In gen. (justice, equity, but usu. to be translated as an adjective), right, proper, allowable, lawful, fit, permitted; hence, possible (the predominant meaning of the word in prose and poetry; esp. freq. in the phrase fas est, with a subjectclause): fas, justum, pium, aequum subjici possunt honestati, Quint. 3, 8, 26: cum fas atque nefas exiguo fine libidinum Discernunt avidi, Hor. C. 1, 18, 10; Ov. M. 6, 585; cf.: quippe ubi fas versum atque nefas, Verg. G. 1, 505; Hor. Epod. 5, 87: jusque fasque est, Plaut. Cist. 1, 1, 22: si jus, si fas est, Ter. Hec. 3, 3, 27: sicut fas jusque est, Liv. 7, 31, 3: ut eum nihil delectaret, quod aut per naturam fas esset aut per leges liceret, Cic. Mil. 16, 43; cf.: quoad fas esset, quoad liceret, id. Agr. 2, 7, 19; and: huic legi nec obrogari fas est, neque derogari ex hac aliquid licet, id. Rep. 3, 22: si me fas est orare etiam abs te, pater, etc., Plaut. Bacch. 4, 9, 102: quid non adeptus est, quod homini fas esset optare? Cic. Lael. 3, 11: si eos hoc nomine appellari fas est, id. Mur. 37, 80: non esse fas, Germanos superare, si, etc., Caes. B. G. 1, 50 fin.: neque fas esse existimant, ea litteris mandare, id. ib. 6, 14, 3: ad quos (libellos) interim respicere fas sit, Quint. 10, 7, 31: velut si aliter facere fas non sit, id. 2, 13, 1; 8, 3, 36; 10, 2, 9; 12, 7, 1: nec scire fas est omnia, Hor. C. 4, 4, 22: fas omne est, Cytherea, meis te fidere regnis, there is every reason, Verg. A. 5, 800: si hoc fas est dictu, Cic. Tusc. 5, 13, 38: neque id me facere fas existimo, Plaut. As. 3, 1, 11: fas habere, id. Trin. 2, 2, 11; Quint. 3, 8, 13; Tac. A. 14, 30; id. G. 9: leporem et gallinam et anserem gustare fas non putant, Caes. B. G. 5, 12, 6; 6, 23 fin.: fas prohibet, etc., Ov. Tr. 2, 205: contra quam fas erat, Cic. Clu. 5, 12: ridetque (deus), si mortalis ultra Fas trepidat, Hor.

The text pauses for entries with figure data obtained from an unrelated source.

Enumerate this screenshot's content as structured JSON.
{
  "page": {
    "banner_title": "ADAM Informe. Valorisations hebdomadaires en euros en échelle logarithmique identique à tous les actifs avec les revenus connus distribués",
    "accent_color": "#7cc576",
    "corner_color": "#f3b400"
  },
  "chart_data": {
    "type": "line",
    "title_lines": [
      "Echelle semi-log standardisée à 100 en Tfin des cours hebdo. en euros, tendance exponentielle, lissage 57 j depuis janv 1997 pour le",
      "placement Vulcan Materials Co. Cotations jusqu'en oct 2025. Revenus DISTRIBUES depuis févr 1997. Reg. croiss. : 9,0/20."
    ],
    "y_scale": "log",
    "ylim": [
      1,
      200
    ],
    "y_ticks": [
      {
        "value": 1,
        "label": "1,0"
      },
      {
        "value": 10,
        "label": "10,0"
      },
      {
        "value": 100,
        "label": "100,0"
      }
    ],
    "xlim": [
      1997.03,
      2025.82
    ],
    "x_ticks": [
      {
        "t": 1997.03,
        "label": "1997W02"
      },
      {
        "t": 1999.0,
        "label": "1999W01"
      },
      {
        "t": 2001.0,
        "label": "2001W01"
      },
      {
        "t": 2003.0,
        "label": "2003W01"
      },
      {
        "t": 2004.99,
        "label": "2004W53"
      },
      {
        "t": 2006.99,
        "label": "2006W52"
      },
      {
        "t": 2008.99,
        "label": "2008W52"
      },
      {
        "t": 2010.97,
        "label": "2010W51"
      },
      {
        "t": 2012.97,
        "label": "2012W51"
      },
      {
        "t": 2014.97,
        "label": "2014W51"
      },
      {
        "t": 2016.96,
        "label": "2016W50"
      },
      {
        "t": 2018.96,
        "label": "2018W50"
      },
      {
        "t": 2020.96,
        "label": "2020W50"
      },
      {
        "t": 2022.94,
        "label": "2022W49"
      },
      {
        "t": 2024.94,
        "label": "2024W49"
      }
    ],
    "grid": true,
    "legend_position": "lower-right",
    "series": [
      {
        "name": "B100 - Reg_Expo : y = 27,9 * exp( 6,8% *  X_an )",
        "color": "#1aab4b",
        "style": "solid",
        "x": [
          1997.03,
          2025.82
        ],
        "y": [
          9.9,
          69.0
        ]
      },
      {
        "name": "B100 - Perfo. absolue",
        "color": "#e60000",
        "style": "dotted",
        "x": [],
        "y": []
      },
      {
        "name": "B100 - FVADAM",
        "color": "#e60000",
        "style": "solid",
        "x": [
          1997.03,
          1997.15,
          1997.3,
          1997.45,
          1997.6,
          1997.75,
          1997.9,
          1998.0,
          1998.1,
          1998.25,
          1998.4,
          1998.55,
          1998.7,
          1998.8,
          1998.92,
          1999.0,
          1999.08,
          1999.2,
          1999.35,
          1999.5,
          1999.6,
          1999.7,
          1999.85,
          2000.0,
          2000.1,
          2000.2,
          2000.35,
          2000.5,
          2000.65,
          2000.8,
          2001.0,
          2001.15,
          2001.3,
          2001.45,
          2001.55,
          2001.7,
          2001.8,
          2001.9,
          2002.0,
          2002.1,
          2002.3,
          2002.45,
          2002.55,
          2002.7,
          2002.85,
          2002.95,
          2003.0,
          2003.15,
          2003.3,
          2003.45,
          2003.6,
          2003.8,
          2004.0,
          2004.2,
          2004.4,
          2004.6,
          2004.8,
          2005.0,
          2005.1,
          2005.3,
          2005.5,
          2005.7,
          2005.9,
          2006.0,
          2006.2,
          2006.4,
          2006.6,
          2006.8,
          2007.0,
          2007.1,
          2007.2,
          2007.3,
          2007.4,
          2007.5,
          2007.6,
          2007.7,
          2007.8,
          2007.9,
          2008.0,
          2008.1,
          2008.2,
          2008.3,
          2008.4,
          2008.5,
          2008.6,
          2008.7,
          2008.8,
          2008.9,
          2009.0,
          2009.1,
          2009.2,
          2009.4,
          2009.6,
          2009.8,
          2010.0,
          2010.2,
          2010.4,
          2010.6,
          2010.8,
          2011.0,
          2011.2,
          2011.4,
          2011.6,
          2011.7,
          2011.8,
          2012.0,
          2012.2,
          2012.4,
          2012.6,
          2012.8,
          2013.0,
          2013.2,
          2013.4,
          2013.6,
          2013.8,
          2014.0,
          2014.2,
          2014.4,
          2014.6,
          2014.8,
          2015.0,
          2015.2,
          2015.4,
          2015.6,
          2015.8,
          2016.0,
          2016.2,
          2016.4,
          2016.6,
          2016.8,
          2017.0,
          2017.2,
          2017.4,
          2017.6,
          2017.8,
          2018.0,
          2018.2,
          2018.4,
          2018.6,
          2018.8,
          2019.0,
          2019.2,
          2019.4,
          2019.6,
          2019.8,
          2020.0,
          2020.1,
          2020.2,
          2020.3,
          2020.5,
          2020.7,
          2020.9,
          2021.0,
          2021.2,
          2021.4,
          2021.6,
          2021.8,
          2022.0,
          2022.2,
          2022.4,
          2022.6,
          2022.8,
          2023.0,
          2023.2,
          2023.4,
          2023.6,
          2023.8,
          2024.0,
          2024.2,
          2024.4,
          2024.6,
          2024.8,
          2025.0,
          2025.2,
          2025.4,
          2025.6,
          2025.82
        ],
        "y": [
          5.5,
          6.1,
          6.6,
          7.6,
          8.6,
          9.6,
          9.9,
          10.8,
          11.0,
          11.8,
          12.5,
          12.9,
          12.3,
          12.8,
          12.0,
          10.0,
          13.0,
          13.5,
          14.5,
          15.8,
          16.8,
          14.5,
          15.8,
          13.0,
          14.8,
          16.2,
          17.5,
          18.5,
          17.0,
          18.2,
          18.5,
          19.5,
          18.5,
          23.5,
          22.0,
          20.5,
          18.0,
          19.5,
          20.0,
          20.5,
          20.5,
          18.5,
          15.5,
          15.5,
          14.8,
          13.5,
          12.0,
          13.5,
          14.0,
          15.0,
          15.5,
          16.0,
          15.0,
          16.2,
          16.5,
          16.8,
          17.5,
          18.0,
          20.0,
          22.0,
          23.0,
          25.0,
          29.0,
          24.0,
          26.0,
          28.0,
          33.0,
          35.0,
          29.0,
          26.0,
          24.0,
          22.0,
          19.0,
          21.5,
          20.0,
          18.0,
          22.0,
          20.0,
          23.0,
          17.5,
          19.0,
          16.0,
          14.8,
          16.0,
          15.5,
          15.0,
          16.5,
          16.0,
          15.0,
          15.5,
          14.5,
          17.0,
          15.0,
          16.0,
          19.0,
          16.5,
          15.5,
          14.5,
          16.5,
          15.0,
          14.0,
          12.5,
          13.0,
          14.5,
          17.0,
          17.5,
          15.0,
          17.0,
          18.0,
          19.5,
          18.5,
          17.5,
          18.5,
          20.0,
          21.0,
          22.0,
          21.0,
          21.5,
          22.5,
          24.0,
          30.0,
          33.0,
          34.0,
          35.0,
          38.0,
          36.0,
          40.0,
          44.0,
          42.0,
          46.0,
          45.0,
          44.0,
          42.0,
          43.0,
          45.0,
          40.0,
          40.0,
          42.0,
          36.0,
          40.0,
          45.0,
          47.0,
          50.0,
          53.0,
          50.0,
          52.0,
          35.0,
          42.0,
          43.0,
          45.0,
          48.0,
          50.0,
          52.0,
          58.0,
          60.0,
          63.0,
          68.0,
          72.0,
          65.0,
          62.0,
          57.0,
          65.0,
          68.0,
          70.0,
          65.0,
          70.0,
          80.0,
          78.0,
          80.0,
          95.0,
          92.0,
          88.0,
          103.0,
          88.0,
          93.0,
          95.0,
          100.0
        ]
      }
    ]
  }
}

C. 3, 29, 32: fas omne abrumpit, every right, obligation, Verg. A. 3, 55: exuere, Tac. H. 3, 5: et foedera respicere, id. ib. 4, 67; cf.: hostium quoque jus et sacra legationis et fas gentium rupistis, the law of nations, id. A. 1, 42; so in Tac. freq. = jus: patriae, the right, claim of one's native land, id. ib. 2, 10: armorum, id. H. 4, 58: disciplinae, id. A. 1, 19 al.